A soma. Em 21 anos você nasce, cresce, entra para a escola, aprende o que tem para aprender e consegue se formar. No meio do caminho, consegue um primeiro emprego, faz um cursinho, presta vestibular para, então, iniciar a faculdade. O trabalho vira estágio, o estágio vira trabalho novamente, surge a chance de sair da casa dos pais e dividir apartamento com alguém.
A vida cresce, apresenta dificuldades, mas também possibilidades. Vinte e um anos se passaram e mais vinte e um estão por vir. Futuro? Casa própria, carro, um bom plano de saúde, filhos, viagens, investimentos, aposentadoria, sossego. Chegar aos 80 anos com um jardim de lembranças bem cultivadas.
A subtração. Em 21 anos você nasce, cresce logo cedo, às pressas, precisa ajudar em casa, estudar e não repetir porque a professora disse que correria o risco de puxar carroça. Antes de terminar a escola (se terminar) já necessita de emprego. Não tem plano de saúde, nem terapia. É tudo corrido, com pressa, sem massagem. Tropeça uma vírgula na outra —entre uma pausa e outra— engasgando com a comida que não mastiga, só engole para ir rápido e estufar a barriga sempre no negativo.
Aos 21 é maior de idade. Tudo corrido e na correria há risco mesmo sem apresentar risco: um enquadro, um olhar torto, um temperamento alterado do outro lado da farda, uma forja, nenhum escudo para se proteger, rodou aos 21, rodou para sempre. Se chegar a completar duas décadas e um ano, é mistura de alívio com agonia renovada. Será que terá mais 21? Se tiver, serão seus últimos.
No extremo das geografias urbanas, um mapa revelou o buraco no qual caberia 21 anos de vida. A fissura que divide literaturas vivas e cotidianas —escritas nos cantos que ninguém lê— das epopeias enclausuradas nas mansões dos herdeiros trajados de heróis define de quem se subtrai e a quem se soma.
O que eu quero para 2023? Quero 21 anos de volta.
Neste 2022 prestes a se findar, divulgou-se mais uma edição do Mapa da Desigualdade, iniciativa da Rede Nossa São Paulo em parceria com outras instituições. Nele, diversos marcadores traçam os caminhos pelos quais os olhos do dia a dia já não percebem a realidade latente: a das distâncias sociais. Distâncias essas que chamam atenção para o fator primordial da humanidade contido no direito de existir com dignidade. Existir com chances de permanecer existindo.
No estudo, a longa lista com a expectativa de vida nos bairros de São Paulo revela uma diferença de 21 anos entre quem vive nos Jardins até os 80 e quem morre em Iguatemi aos 59. Iguatemi, zona leste, próximo ao município de Santo André. Cidade Tiradentes, Jardim Ângela e São Rafael também, 59 anos. Extremos demais para que o poder público vá além da lógica biopolítica de se fazer viver um grupo e deixar o outro morrer.
Escrever, refletir, seguir abordando temas que nunca variam. Na constante composição de textos que atuam como registros do status quo por outra perspectiva que não a fria e exclusivamente descritiva, não nos resta muito senão buscar em nossa própria diversidade estratégias de sobreviver com 21 anos a menos. Nós, os pais, filhos, amigas, irmãs, povo que, como versou o Trilha Sonora do Gueto, é "programado para morrer". Parece até privilégio poder morrer de morte morrida, como diriam as avós.

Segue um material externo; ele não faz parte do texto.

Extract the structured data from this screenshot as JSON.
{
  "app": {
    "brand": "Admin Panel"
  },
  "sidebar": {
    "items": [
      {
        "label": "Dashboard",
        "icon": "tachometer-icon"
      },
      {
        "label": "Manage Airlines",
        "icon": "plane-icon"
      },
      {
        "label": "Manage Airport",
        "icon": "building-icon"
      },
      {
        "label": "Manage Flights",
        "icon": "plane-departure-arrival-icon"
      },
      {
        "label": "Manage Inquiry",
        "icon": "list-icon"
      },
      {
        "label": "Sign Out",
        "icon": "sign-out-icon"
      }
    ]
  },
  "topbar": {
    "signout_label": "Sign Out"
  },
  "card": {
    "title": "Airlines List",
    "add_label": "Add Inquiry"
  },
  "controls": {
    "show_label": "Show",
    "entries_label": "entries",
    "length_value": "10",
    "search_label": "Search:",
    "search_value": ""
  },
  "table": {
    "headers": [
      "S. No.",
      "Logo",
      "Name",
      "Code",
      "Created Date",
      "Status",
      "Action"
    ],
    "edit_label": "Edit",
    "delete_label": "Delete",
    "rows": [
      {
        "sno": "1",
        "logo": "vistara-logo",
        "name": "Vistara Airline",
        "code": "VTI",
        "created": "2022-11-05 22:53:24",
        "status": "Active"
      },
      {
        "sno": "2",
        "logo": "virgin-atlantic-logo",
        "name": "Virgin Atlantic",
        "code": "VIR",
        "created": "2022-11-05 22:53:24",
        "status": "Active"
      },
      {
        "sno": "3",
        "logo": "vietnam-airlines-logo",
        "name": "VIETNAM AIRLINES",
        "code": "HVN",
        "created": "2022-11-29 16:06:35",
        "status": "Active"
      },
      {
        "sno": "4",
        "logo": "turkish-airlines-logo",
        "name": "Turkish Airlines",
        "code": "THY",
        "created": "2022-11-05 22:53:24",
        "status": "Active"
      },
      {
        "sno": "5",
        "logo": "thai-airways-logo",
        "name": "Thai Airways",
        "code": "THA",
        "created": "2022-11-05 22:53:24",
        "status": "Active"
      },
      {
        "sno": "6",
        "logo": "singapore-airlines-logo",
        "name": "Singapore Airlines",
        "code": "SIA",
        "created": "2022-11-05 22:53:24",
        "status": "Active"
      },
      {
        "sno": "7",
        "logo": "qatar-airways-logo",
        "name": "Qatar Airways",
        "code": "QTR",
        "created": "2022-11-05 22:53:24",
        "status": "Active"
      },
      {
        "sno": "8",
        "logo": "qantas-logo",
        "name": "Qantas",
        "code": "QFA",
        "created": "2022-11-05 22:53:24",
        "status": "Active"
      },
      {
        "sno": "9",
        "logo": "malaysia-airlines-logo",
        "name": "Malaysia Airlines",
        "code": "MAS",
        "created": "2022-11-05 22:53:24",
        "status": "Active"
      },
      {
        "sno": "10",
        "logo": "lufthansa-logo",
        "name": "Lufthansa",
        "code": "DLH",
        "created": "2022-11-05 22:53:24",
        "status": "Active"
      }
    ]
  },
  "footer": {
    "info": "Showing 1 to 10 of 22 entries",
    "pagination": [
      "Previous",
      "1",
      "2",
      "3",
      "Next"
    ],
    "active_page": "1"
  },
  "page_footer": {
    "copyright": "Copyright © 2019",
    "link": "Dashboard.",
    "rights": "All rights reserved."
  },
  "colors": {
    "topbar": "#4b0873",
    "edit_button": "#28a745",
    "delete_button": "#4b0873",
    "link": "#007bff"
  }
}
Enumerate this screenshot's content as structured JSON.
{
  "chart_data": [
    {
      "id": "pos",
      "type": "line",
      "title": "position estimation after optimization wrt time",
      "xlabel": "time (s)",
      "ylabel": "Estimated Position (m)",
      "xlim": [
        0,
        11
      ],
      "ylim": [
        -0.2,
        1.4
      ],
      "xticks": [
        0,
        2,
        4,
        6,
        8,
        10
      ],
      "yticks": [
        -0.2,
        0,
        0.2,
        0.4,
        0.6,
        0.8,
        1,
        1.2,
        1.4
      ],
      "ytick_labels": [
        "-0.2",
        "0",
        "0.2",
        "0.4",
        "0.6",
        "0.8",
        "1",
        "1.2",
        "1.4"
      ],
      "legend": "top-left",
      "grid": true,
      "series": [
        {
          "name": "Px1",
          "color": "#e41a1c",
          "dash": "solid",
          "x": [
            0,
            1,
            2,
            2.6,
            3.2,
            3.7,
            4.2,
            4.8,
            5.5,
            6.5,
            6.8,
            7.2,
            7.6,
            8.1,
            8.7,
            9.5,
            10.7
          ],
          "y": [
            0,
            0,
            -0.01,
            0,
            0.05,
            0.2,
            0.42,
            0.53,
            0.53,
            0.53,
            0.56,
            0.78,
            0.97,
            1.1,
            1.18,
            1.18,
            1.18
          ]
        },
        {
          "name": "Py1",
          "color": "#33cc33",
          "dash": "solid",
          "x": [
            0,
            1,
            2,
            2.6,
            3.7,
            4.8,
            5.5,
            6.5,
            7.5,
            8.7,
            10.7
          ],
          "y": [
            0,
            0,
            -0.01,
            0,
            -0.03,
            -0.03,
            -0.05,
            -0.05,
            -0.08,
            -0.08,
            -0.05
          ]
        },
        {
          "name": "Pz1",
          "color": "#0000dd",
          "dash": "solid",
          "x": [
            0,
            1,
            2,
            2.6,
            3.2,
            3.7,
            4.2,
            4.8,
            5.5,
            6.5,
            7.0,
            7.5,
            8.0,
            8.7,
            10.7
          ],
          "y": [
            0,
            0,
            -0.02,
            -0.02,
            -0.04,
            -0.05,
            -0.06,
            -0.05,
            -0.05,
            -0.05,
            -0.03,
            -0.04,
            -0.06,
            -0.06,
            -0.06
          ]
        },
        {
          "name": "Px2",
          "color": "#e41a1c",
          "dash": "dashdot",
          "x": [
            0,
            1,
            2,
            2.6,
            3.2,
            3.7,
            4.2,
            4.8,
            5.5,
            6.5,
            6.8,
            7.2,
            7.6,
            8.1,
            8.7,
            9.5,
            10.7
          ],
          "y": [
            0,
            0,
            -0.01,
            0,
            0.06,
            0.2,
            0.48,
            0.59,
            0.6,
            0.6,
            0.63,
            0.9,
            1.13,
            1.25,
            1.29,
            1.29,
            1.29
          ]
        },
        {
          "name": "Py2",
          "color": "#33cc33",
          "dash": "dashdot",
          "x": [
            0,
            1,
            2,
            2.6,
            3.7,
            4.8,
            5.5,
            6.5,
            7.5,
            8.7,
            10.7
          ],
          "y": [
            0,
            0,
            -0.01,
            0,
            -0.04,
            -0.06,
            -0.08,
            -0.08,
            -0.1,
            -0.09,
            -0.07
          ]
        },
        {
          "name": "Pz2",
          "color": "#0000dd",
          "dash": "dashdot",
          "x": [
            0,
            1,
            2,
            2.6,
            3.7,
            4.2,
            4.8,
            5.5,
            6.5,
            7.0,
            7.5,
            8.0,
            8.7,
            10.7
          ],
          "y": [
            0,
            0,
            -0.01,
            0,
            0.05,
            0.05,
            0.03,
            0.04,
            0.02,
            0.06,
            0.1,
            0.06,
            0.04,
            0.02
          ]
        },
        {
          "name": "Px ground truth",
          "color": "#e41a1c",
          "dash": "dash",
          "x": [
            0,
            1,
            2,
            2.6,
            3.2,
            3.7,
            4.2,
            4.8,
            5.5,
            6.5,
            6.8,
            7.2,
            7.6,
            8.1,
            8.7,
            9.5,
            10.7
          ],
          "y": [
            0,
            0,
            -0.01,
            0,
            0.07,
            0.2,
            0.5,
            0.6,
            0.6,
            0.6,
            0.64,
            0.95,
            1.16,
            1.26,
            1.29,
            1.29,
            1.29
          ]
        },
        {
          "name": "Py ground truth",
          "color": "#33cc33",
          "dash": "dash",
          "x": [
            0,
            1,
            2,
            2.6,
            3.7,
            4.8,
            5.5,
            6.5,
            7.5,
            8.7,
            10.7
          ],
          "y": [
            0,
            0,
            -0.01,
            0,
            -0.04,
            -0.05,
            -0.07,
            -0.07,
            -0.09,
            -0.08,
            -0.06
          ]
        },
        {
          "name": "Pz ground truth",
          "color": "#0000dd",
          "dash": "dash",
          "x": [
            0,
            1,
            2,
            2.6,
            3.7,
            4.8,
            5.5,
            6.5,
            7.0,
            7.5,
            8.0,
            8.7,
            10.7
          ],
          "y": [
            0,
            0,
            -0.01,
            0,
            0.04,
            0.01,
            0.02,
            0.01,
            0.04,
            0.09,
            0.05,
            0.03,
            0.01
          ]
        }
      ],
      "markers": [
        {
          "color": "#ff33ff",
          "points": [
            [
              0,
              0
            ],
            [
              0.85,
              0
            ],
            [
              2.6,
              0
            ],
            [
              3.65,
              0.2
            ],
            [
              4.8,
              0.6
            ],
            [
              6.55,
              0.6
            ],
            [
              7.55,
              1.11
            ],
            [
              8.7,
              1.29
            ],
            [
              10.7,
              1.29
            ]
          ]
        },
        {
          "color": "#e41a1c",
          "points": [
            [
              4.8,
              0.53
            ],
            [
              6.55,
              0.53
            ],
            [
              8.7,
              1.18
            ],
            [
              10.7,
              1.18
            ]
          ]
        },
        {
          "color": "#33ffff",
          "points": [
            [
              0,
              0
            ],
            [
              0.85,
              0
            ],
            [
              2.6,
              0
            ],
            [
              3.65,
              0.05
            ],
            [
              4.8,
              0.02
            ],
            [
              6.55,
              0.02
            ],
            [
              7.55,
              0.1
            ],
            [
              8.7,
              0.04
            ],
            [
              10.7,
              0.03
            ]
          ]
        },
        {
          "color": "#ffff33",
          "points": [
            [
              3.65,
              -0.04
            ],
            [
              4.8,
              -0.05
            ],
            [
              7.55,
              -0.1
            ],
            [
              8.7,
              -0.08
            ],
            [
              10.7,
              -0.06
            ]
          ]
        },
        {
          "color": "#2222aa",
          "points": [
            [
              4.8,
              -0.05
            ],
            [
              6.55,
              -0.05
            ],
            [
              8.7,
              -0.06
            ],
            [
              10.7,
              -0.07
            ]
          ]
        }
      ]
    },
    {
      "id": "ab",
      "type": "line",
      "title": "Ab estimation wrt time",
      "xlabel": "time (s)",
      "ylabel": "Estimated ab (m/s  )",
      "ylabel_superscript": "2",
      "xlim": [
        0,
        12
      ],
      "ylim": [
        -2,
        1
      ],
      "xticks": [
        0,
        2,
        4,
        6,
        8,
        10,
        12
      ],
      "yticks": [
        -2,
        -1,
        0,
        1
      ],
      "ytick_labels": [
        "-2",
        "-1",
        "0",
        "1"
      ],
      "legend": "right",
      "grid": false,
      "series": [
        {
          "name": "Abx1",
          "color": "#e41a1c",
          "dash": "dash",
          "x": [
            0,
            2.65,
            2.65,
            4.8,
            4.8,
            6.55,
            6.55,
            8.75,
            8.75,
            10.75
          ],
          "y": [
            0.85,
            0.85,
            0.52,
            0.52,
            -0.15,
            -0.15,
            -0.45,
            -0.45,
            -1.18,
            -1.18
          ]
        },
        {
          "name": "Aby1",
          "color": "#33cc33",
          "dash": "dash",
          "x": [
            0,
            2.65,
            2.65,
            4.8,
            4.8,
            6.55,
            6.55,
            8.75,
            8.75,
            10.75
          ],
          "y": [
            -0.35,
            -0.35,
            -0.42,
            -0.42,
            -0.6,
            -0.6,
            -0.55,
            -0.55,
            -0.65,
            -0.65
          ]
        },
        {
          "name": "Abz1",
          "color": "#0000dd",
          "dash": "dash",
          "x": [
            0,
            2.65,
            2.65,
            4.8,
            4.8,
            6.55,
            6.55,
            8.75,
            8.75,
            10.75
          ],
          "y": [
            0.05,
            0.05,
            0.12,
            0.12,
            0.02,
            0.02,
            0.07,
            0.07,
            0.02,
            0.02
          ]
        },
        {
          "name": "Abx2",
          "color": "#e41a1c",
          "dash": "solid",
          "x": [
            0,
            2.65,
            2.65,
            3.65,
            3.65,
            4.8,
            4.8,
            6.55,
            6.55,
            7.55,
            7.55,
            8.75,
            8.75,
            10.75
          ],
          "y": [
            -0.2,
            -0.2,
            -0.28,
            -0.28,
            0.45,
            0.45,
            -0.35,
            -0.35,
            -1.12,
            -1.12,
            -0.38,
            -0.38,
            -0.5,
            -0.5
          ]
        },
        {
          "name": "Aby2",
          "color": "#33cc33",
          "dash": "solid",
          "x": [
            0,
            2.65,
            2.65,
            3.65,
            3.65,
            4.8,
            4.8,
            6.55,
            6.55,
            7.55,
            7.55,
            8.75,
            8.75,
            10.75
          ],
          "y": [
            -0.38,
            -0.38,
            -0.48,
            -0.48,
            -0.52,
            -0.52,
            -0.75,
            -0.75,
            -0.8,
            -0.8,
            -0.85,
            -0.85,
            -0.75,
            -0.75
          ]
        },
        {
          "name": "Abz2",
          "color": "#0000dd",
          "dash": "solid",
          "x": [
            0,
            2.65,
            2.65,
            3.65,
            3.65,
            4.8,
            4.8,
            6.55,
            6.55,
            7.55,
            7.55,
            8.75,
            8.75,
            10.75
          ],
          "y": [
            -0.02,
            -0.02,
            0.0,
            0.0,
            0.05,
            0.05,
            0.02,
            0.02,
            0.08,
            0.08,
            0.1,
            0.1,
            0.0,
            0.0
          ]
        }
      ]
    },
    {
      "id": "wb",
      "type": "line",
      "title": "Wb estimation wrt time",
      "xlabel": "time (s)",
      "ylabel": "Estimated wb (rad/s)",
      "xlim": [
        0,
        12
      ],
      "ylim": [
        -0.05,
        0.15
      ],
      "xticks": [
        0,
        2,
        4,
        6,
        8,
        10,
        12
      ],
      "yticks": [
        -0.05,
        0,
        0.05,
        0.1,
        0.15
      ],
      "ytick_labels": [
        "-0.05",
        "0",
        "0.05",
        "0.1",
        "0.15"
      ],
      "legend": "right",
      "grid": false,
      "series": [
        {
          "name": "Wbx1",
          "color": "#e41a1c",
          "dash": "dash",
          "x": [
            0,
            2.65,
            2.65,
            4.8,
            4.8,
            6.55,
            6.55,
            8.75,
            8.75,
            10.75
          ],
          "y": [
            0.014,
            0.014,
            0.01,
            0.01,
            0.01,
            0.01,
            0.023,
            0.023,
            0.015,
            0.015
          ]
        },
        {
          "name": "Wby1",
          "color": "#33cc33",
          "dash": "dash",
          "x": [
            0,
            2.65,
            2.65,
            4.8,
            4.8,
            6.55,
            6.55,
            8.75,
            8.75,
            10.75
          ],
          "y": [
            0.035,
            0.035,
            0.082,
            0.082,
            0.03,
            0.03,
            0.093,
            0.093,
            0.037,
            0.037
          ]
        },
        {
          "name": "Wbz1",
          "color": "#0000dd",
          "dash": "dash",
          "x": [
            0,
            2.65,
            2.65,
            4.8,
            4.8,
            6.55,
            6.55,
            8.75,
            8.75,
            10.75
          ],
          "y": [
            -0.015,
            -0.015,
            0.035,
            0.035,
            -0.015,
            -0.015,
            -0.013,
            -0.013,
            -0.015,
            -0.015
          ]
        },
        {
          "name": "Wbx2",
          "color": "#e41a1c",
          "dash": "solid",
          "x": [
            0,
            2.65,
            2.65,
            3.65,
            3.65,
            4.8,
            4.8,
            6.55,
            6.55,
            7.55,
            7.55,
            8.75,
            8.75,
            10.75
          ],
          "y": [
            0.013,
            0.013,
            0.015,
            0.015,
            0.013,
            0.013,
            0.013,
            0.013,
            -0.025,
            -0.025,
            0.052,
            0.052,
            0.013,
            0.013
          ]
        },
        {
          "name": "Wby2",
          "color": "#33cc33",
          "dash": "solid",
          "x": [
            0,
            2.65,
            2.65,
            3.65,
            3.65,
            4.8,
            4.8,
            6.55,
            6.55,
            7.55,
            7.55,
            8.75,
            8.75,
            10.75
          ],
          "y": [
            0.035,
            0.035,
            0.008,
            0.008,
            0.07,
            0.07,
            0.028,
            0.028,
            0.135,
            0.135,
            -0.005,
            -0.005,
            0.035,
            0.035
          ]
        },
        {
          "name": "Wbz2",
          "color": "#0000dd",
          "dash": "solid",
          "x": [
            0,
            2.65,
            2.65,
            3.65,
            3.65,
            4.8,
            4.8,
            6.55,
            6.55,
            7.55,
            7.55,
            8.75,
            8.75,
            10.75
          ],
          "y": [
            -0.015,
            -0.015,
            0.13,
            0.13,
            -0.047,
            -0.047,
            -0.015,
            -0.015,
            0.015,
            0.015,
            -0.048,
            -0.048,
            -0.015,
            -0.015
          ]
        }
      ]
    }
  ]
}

No próximo ano e nos 21 adiante o que se quer é o mínimo. Fora das redes sociais ou do jornalismo que se rendeu à vontade de financiadores de golpes e adultos mimados a pautar periódicos como se fossem seus diários pessoais, tem toda uma gente cuja morte precoce é esperada e ainda assim permanece em luta. Gente que não tem tempo para se importar com reação do mercado, que não chamaria de gastança R$ 600 para comida, água, luz, nem qualquer outro valor a garantir remédios gratuitos, reforço na educação, acesso à dignidade, à vida. Gente cheia de expectativa que tem o direito de tomar de volta 21 anos roubados, substituindo a vela do funeral pela do aniversário.
É o que queremos para 2023. Vinte e um anos de volta.